Gros plan sur Rasem Al Bayari (PGFTU - Palestine)

«Les agressions renforcent ma volonté de lutter pour les travailleurs»

«Les agressions renforcent ma volonté de lutter pour les travailleurs»

Bruxelles, le 7 mai : Etre syndicaliste expose à de grands dangers en Palestine. Rasem Al Bayari, secrétaire général adjoint de la Fédération générale palestinienne des syndicats (PGFTU), affiliée à la CSI, peut en témoigner : après la destruction d’un bâtiment de la PGFTU en octobre 2006, puis le tir de deux roquettes sur son domicile en janvier, Rasem Al Byari a été blessé par des hommes masqués qui l’ont attaqué alors qu’il circulait en voiture avec sa famille, le 6 avril dernier. Il revient sur ces événements et sur les difficultés énormes des travailleurs et travailleuses en Palestine.

Avez-vous une idée de qui pourrait avoir commandité ces attaques ?

Les autorités palestiniennes sont à blâmer pour la première et la deuxième attaque. L’une par tir à la roquette contre mon domicile, l’autre contre les locaux de la PGFTU. Des véhicules du ministère de l’Intérieur ont été utilisés pour ces attaques, elles sont facilement reconnaissables pour tout Palestinien. Nous savons que ceux qui ont attaqué la station de radio travaillent pour le ministère de l’Intérieur. Des employés de la PGFTU les ont vus, et ils ont peint des inscriptions sur les murs du local de la radio après l’avoir incendié, des inscriptions signifiant que « le Hamas est passé par ce chemin ». Un porte-parole du ministère de l’Intérieur a reconnu la responsabilité du ministère dans ces attaques. D’ailleurs, les autorités palestiniennes n’ont pas dénoncé ces violences à notre encontre, elles n’ont procédé à aucune enquête.
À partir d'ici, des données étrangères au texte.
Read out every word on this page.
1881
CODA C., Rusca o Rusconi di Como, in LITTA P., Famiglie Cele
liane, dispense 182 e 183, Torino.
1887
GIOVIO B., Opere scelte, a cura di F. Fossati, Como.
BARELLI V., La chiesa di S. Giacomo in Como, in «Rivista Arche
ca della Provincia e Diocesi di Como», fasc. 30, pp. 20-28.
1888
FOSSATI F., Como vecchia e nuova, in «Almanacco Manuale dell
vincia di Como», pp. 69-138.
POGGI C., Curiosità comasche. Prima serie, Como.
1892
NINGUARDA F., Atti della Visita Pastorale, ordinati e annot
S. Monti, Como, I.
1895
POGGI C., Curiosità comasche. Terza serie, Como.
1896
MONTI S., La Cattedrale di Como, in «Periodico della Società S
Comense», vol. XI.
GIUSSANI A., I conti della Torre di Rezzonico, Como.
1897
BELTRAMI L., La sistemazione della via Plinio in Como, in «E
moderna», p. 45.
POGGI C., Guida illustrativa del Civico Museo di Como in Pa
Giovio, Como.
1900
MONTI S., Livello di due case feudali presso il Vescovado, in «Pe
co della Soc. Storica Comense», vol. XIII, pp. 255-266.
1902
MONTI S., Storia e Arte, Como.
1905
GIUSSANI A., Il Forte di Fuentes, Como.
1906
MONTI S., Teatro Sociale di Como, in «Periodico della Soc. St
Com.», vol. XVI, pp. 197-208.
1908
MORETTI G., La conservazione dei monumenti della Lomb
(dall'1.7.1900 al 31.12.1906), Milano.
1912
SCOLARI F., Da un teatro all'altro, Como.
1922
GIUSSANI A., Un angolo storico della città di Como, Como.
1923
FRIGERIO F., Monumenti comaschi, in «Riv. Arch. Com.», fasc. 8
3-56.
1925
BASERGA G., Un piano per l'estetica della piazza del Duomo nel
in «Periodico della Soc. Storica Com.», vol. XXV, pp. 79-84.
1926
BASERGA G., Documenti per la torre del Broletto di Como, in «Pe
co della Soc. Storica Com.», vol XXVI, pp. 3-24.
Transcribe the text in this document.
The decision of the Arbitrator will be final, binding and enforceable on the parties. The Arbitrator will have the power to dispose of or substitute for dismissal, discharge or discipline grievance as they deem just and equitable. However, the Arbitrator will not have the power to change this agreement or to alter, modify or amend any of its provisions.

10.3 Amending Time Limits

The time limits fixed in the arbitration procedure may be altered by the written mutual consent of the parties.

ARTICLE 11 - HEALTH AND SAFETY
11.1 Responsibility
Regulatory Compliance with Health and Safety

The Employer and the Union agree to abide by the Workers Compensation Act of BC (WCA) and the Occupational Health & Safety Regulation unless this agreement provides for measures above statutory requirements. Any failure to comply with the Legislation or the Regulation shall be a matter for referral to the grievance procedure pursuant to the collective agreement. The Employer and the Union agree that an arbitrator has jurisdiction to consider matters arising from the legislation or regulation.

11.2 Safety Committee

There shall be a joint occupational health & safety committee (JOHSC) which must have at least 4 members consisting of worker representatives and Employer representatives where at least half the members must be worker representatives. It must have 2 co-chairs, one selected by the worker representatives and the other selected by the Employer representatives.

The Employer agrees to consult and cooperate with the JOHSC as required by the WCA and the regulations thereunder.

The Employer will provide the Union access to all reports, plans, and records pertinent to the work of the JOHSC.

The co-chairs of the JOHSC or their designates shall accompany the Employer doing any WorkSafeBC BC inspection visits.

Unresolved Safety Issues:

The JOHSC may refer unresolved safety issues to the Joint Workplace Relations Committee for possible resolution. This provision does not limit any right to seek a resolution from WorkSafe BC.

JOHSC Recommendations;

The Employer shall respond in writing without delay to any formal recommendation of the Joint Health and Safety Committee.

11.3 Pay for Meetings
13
Ces attaques sont-elles typiques de l’anti-syndicalisme des autorités palestiniennes ?

Nous subissons régulièrement des tirs de la police lors de nos manifestations en faveur des droits des travailleurs. En octobre et novembre 2006 par exemple, 13 travailleurs ont été tués par les balles de la police lors d’une manifestation exigeant le paiement des salaires et d’allocations de chômage. Nous recevons aussi beaucoup de menaces, souvent par téléphone. On nous dit que le gouvernement va prendre des mesures très dures contre les syndicats et leurs bâtiments. Nous nous sommes plaints au ministère de l’Intérieur au sujet de ces menaces, nous leur avons demandé d’identifier les auteurs des coups de téléphone, mais le ministère n’a rien fait.

Même les membres de notre syndicat des médias qui sont partis en grève pour soutenir le journaliste de la BBC enlevé, Alan Johnston, ont été victimes d’attaques par la police. Leur mouvement se poursuit malgré tout. Ils ont placé des tentes près du Conseil législatif pour soutenir leurs protestations contre cet enlèvement.

Pourquoi ont-ils détruit la radio ?

C’était une radio syndicale dont l’objet était de défendre les droits des travailleurs, d’exprimer leurs opinions. Ils étaient contre cette radio, ils disaient qu’elle diffusait du poison contre le peuple. La radio est maintenant complètement détruite, ses équipements ont été volés par ceux qui l’ont attaqué. Il y en a pour 400.000 dollars de dégâts.

L’attaque principale a eu lieu le 2 février 2007 à 5 heures du matin. Six travailleurs étaient présents dans les locaux de la radio à ce moment. Cette attaque a semé la panique auprès des travailleurs, l’un d’entre eux a sauté du premier étage du bâtiment et est mort plus tard à l’hôpital. Les autres ont été arrêtés, puis relâchés.

Comment s’est déroulée la dernière attaque contre votre personne, le 6 avril dernier ?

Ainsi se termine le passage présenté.